At least 23 women have been murdered in Uganda’s Wakiso District over the past five months. Activists and critics say the killings expose a double standard in how police investigate crimes and are demanding that authorities do more to protect and get justice for women.

Written by Amy Fallon Published on Read time Approx. 5 minutes
When Francis Bahati told police that his partner Aisha Nakasinde had disappeared, he was told she had probably run off to marry another man. Four days later, strangers found her body near her workplace. Amy Fallon

WAKISO DISTRICT, Uganda – Francis Bahati was frantic when he went to report his partner’s disappearance to local police in August. Aisha Nakasinde, 25, had not come home the previous day from her job selling cassava plants. But the officer dismissed Bahati’s fears for the mother of their three children. “Don’t worry,” the officer said. “She may have just gone to marry someone else.”

Nakasinde never returned to her home in Entebbe, a normally laid-back town on the banks of Lake Victoria, in Uganda’s Wakiso district. Four days after she went missing, her body was discovered by strangers at a landing site near where she worked. She had been strangled, one of her legs had been hacked off and she had been vaginally raped with a stick.

The scene was becoming familiar to police – six women had already been found dead in Entebbe in similar circumstances, and more would follow.

There have been 23 young women killed in the Katabi and Nansana parts of Wakiso District in nearly five months. While police have arrested several suspects, with varying motives, the murders continue. At different times, and in sometimes conflicting reports, the police have floated theories that the murders could be the work of one or more serial killers, the results of domestic violence or of ritual killings, and that the victims may all have been sex workers.

The sudden spike in femicides in these areas and the lack of progress in solving the cases has sparked outrage in the country, with activists and the public accusing the authorities of dragging their feet because the victims are women. Uganda’s president Yoweri Museveni visited the scene of the killings for the first time on September 25, too late for many of the area’s frightened residents. “We expected him to come earlier,” says Daisy Aloyo, an Entebbe local councillor.

Bahati, 31, says no one has been charged over his partner’s death yet, and he is struggling to get updates from the police. “I have questions with no answers,” he says.

Even before the recent killings, women in Uganda have been subjected to high rates of gender-based violence. According to the country’s latest demographic and health survey, more than one in five women said they had experienced sexual abuse at some point. Some in Uganda are now saying that the spate of slayings highlights the vulnerability of women in the country and the double standards they face when it comes to violence, security and the law.
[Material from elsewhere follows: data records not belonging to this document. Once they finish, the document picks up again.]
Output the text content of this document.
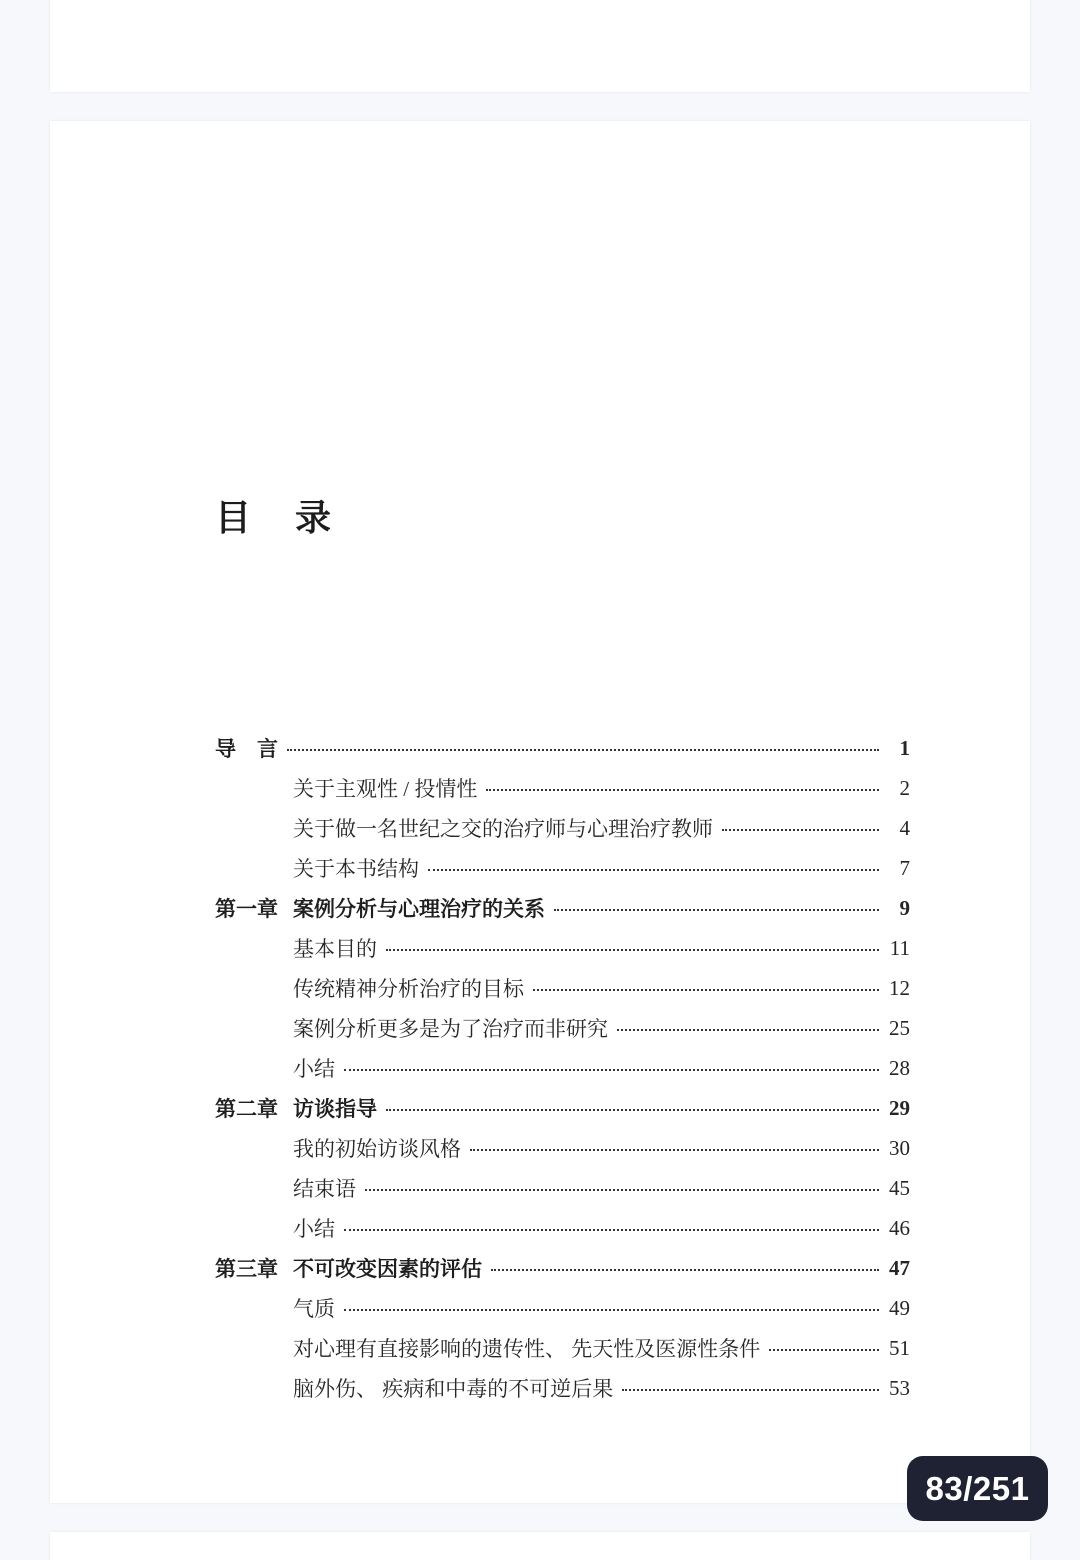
目　录
导　言	1
关于主观性 / 投情性	2
关于做一名世纪之交的治疗师与心理治疗教师	4
关于本书结构	7
第一章 案例分析与心理治疗的关系	9
基本目的	11
传统精神分析治疗的目标	12
案例分析更多是为了治疗而非研究	25
小结	28
第二章 访谈指导	29
我的初始访谈风格	30
结束语	45
小结	46
第三章 不可改变因素的评估	47
气质	49
对心理有直接影响的遗传性、 先天性及医源性条件	51
脑外伤、 疾病和中毒的不可逆后果	53
83/251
There has been slow progress in solving the murders of 23 women in almost five months in and around the Ugandan town of Entebbe. Local councillor Daisy Aloyo was one of the activists at a protest march calling for authorities to dedicate more resources to solving the crimes. (Amy Fallon)

So far, at least 44 people have been arrested over the killings, with over 26 charged with various crimes, including murder, aggravated robbery and terrorism, the latter because under Ugandan law “indiscriminate use of violence amounts to terrorism,” says Kampala metropolitan police spokesperson Emilian Kayima.

According to a report by Uganda’s internal affairs minister, eight of the victims were murdered by members of a criminal gang, one of whom confessed to police that the gang had been contacted by a businessman to procure blood for a ritual killing believed to bring wealth and prosperity. At least two of the victims were killed as a result of domestic violence, and another over a land dispute.

But Ugandans are demanding more answers, faster justice and better measures to stop more women from being killed.

On September 25, a bipartisan group of about 30 women and men held a peaceful protest in Entebbe to call for more police and government accountability and for a national day of mourning. “Our intention was to get the attention of government and security,” says one organizer, John Mugabi, the director of Ugandan nonprofit organization Action for Liberty and Economic Development. “The government, police and [community] leaders have not paid much attention.”

But the protesters were quickly stopped by police, and five were arrested over illegal assembly, Mugabi says. The organizers say they had obtained all the necessary permissions from police for the gathering.

In early September, MPs stopped work for two days over the murders, refusing to address any issues on the agenda until the government made a statement on the progress of the investigations. Local councillor Aloyo, who was detained during the rally, notes that in the week before a bill to remove the presidential age limit – and therefore keep leader Yoweri Museveni in power – “a lot of the army and police were deployed around the Parliament and we were thinking, ‘Why are those guys [there] when women are dying in Entebbe?’”

“This is a national issue, women are dying,” Aloyo says. “They should be discussing this in Parliament, rather than the [presidential] age limit.”

The atmosphere of fear created by the killings has had a “big impact” on women in the area, with “business down,” some women leaving work early, and many afraid to go outside at all, says Aloyo.

Fatuma Nasanga holds a picture of her murdered cousin, Jalia Nalule, who was “like a sister” to her. Nasanga’s body was discovered about 2 miles (3km) from where another young woman’s body had been found only days earlier. (Amy Fallon)

“If people want to meet me, I cannot meet them in a public place,” says Fatuma Nasanga, 30. Her cousin, Jalia Nalule, 33, disappeared around the same time as Nakasinde. The body of the mother of two was found nine days later by a passerby in a pine forest only about 2 miles (3km) from where Nakasinde’s body was discovered.

Charles Onyango-Obbo, the Ugandan-born journalist and publisher of digital startup Africapedia, who is based in Kenya, has publicly questioned whether the government response would be the same if the victims were men.

“The odds are terribly stacked against women in Uganda, as indeed in most of the world,” Onyango-Obbo tells News Deeply.

He says the country’s “continuing fascination” with traditional kingdoms, the impact of religion on policies and the issue of land ownership, around which “men still build their power and privilege” are all factors in the “structural and systemic” failures to protect women.

“All these have created a superstructure where extending the same rights and protections [to women] constitutes a threat to the old order and therefore is likely to be subverted,” he says.

Police spokesperson Kayima calls Onyango-Obbo’s comments “extremely biased,” but agrees that the recent flurry of killings “openly shows that [women] are soft targets.” He adds that the government should consider designing new police and state programs to give women special protection. The Uganda Association of Women Lawyers (FIDA) has said it wants to see the police set up a special gender and equity protection department. In a local report, the head spokesperson for Uganda police, Asan Kasingye, said there is a police unit dedicated to investigating sexual gender-based crimes, but it needs more funding.

As he waits for answers, Bahati remembers that, at one point, he found some solace in the hope that “maybe the killings had ended with my partner.” But 16 more women have been butchered since, the latest victim a 22-year-old restaurant worker named Sarah Neliima, whose body was discovered in a banana garden on September 20.

“Now, I’m fearing for my daughters,” he says.